[Techtalk] serverless IP assignment?

Malcolm rannirl-lc at otherkin.net
Mon Feb 11 17:33:27 EST 2002


On Monday 11 February 2002 04:32 pm,  Raven, corporate courtesan wrote:

> 	Are the externals of the systems all the same?  

Yes.

> And do you
> control the IP space, or are you having to customize it to use addresses
> out of some block that the customer owns?

I have control over the IP space (it's set up on one of the "internal use 
only" IP ranges).

> 	If you can somehow differentiate the externals of the boxes,

Not an option.

> this may not be an option for you.  Of the IP space that you're using
> addresses from, are there other customer boxes already up in this space,
> or is it only conflicts with your own boxes that you have to worry
> about?

There is a potential for one non-our box existing on the network. It's IP is 
known before hand however so we can avoid that IP. 

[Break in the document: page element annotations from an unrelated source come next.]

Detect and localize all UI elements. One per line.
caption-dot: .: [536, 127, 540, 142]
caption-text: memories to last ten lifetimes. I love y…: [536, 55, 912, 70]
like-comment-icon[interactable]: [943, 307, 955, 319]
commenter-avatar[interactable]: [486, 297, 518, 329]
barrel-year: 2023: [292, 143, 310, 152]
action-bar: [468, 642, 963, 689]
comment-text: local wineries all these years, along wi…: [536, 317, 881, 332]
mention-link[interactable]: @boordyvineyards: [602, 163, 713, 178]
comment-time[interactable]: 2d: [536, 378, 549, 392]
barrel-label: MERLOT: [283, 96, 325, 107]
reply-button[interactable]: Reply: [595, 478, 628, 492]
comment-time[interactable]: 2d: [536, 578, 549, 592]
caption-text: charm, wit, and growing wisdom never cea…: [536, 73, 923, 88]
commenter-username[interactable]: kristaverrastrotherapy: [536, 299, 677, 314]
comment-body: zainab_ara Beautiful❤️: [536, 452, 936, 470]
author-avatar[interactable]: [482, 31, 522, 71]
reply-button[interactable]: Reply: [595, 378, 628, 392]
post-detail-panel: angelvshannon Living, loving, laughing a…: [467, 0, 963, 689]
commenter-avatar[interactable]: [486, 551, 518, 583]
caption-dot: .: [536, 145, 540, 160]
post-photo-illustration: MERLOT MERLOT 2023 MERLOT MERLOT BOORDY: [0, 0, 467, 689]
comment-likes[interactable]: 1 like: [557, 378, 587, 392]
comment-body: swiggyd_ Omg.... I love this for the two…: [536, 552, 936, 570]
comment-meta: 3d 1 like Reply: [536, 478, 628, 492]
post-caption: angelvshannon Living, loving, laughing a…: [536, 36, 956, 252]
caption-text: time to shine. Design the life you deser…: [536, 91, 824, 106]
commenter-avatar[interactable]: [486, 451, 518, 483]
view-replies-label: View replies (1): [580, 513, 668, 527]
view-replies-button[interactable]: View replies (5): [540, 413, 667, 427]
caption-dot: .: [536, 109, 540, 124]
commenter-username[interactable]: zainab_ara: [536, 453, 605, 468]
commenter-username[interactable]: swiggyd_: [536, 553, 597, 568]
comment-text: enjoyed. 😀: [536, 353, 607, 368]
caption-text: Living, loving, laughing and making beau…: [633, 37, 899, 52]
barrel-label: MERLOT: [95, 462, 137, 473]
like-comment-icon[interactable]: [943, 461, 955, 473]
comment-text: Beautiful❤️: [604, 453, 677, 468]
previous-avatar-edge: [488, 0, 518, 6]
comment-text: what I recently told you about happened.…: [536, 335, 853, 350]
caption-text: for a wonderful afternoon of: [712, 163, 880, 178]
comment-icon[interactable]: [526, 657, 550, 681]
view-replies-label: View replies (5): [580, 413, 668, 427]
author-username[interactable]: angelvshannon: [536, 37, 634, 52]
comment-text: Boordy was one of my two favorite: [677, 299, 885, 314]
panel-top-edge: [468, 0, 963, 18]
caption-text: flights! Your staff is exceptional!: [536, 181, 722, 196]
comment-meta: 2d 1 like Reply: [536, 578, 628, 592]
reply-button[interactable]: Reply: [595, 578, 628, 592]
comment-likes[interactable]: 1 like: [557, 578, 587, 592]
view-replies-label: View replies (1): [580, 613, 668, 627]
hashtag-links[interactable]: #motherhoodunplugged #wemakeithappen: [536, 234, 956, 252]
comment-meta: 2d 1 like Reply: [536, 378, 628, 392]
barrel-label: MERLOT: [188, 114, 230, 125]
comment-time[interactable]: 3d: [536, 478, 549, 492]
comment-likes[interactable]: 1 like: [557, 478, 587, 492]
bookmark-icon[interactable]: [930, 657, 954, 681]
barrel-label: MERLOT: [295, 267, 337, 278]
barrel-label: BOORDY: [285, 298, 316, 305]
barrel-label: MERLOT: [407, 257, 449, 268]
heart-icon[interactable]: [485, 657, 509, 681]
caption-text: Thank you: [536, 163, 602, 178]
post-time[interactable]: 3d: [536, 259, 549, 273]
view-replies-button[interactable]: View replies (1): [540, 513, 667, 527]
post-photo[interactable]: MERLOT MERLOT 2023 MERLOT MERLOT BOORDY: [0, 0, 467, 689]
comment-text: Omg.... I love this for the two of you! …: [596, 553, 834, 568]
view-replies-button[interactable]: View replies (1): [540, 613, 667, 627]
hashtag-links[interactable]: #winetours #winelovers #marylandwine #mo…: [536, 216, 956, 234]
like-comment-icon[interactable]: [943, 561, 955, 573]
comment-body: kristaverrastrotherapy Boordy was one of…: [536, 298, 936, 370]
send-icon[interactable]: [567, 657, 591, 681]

> > Basically I have no control over the actual environment. The boxes are
> > shipped to the locations and installed by the end users. There are
> > essentially no techs on location. The users may add or remove boxes at
> > random, or not turn one on, etc.

> 	Is there any (logical to your product) reason why they would do
> this, or is it just "users will be users, and break any system in
> inventive ways without ever reading the docs"?

There is logical for product reason for people to add new boxes, remove ones 
that break, move them around the phyisical network (or between locations 
owned by them). Having them forget to turn a machine on, or only run part of 
their network at some times, is also likely.

> > I don't. As far as I know, you can ping with a conflicting IP (you'll
> > just get packets meant for other people too).

> 	And sometimes (depending on network topology and what your
> switches are) you won't get any pings back.  

Topology is basically everyone on the same subnet. No routers or anything to 
worry about. Sometimes the boxes may be run as standalone machines (no 
network at all).

> Even possibly booting with
> a duplicate IP is a bad idea -- some switches will turn off both ports,
> and neither box will have connectivity.  

Not a problem as there's no switches involved.

> It will usually work, but is sub-optimal design.  

I know, which is why I'm looking for a better solution.

> work".  Is it too much to hope that you can put in the SLA for your
> product, "You must have X free IP addresses for us to use to use our
> product.  You must tell us what they are."?  

Free IPs are not the problem (see above).

> I don't know how much control you have over the actual hardware design.

None basically. Half the systems concerned are legacy systems, so even if I 
did, I have no ability to retrofit hardware on those already in the field.